Page 128 of Bastian

“Crazy jealous when it comes to me as I am when it comes to you. Remember when the French waitress was hitting on me back in my restaurant in Paris? You put her in her place quickly.” He grins, pleased with the fact that I lose my head when it comes to women thirsting over him. Women or men. It does not matter.

“She’s lucky I didn’t break a plate on her face,” I mutter, remembering how small that girl tried to make me feel while at the same time acting so sweet toward Sebastian.

“Such anger…” He tsks. “Admit it.” He nudged me. “You are crazy about me...”

I eye him seriously. “Like you need reassurance, Sebastian.” His eyes turn soft, and his smile takes over his face. That perfect smile stayed on his face throughout our family’s morning breakfast and throughout the day. And I wonder if it would be too much to ask for him to keep smiling at me like that for the rest of my life.

ARIANNA

ROMANCE OF THE CENTURY

“I looked for you every day and every night.” — B

“Thank you all for stepping up,” I tell my team through the camera of my laptop as I recline in one of the baby’s rocking chairs. “Wizz’s feature on our magazine brought us a new wave of readers with more exposure. I couldn’t have done it without you all. Now let’s keep this same energy for the next issue. Brainstorm all your ideas and I will be taking suggestions for next month’s cover and issue.” I finish up my video meeting with the team by pointing out a job well done.

Wizz’s cover not only gave us more exposure than we had before, but now up-and-coming artists are looking to be featured in our magazine while our newspaper has taken over the political side of the industry. Apart from these past months being hell on me, at least business has been good. Because my second baby, my company, is always good to me. Unlike the little tyrant currently causing havoc inside my womb. This trimester, although all is going smoothly with the pregnancy, Baby Kenton decided to mess with my routines, and there’s nothing that pisses me off more than not being able to show up at work because I look like death.

This morning, I was woken up by the need to puke whatever little was in my stomach. I jinxed myself when I celebrated how smooth my first months were going, and now, I not only have cravings, I suffer from lack of sleep and morning sickness.

Now the issue is that I could only keep two things down, chocolate and tea. An odd and not very nutritious diet for my baby. So I suffer, trying to eat the foods that make me nauseous but are rich in vitamins and nutrients for the mini tyrant but then after, I find myself suffering with my forehead plastered to the toilet as I puke my guts out.

The things you do to me, little tyrant.

You bring me so much joy but a lot of trouble too.

You are your father’s spawn.

Ping.

A new notification pops up on my computer’s screen.

An email from my sister Mila.

My mood instantly brightens when I read it.

Since that first message she sent so many months ago, we have exchanged emails every day since. At first, I felt extremely awkward because so much had happened between us but none of it was her fault, and Mila had the ability to make everyone feel comfortable with her sweet, kind, and sunshine nature that could be transmitted even through her words.

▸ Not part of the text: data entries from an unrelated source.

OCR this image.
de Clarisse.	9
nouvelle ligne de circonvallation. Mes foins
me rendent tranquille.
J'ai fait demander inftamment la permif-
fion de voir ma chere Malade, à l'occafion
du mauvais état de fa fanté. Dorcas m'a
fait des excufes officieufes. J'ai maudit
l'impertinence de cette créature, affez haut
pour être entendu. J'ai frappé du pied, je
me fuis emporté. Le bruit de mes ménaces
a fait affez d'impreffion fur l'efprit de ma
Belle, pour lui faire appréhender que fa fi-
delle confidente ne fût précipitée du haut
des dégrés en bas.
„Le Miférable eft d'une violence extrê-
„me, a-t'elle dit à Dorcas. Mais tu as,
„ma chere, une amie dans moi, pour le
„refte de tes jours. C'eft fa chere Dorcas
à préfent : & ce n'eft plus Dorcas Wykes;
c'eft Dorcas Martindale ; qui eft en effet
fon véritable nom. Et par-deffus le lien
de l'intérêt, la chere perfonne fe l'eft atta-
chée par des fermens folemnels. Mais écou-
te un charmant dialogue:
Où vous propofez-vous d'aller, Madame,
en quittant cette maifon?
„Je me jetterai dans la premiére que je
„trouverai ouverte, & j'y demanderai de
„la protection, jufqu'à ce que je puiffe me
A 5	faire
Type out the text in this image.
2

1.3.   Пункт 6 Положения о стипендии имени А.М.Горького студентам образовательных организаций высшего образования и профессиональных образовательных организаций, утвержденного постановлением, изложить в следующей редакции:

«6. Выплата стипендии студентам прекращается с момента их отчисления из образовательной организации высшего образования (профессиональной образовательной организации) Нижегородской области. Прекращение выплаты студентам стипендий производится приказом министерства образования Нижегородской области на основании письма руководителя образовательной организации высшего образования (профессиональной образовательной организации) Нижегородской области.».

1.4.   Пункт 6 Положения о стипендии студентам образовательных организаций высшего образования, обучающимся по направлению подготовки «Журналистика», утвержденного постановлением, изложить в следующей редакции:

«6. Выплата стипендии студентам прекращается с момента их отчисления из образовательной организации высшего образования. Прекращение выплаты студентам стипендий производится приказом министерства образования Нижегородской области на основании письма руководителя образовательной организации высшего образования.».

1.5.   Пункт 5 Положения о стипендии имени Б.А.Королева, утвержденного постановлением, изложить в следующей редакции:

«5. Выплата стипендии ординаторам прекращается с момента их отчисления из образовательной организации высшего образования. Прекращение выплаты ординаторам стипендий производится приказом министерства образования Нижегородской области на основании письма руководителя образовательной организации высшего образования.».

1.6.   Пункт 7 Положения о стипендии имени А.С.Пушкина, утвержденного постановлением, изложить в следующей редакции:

We’ve talked about the present, focusing on that instead of all the ugly that separated us.

I messaged her I was sorry.

She replied that I had nothing to be sorry about and that she once dreamed of the life I have now for me.

Sweet and pure, my baby sister.

I also know that she’s still in Detroit and under Kadra’s care. I once asked if she wanted to one day come here to Washington and be with me, and she replied that maybe one day, but as of now, she needs to remain in Detroit.

I also asked if she was safe, even though I knew Kadra would go to war with both Satan and God themselves for our baby sister. Mila reassured me that she was okay but that she had a mission. I asked what the mission was, and she just replied that one day she’ll tell me while we were sitting in a Paris cafe. That night I cried my eyes out. Blame it on the hormones or just the fact that I was bursting with happiness because someday is here for me and Mila at least.

She also told me that she’s been following my social media and that she is so proud of me. I tear up at that, too, because all I want for her is to have a life as I do. I want her to experience the world, and in the mafia, she won’t have the same freedom. Not when she’s stuck there in the middle of a war between territories. I also know that I can’t do anything about it because taking a mafia princess from a boss is considered treason and has cause for death.

I can’t ask Sebastian to get involved, even though I know he would in a heartbeat, but there’s so much at risk. Messaging my sister back, I close the computer and place it down on the white carpet on the floor. God, I love that carpet so much that the little mutt, Cupcake, is forbidden from entering this room.

Baby Kenton’s nursery.

My heaven inside this historic and bland house.

Mila pointed out that my baby will be the second child to be born in the executive mansion in its two hundred and eighteen years of history. There have been more kids born, of course, but only one was the child of a sitting president.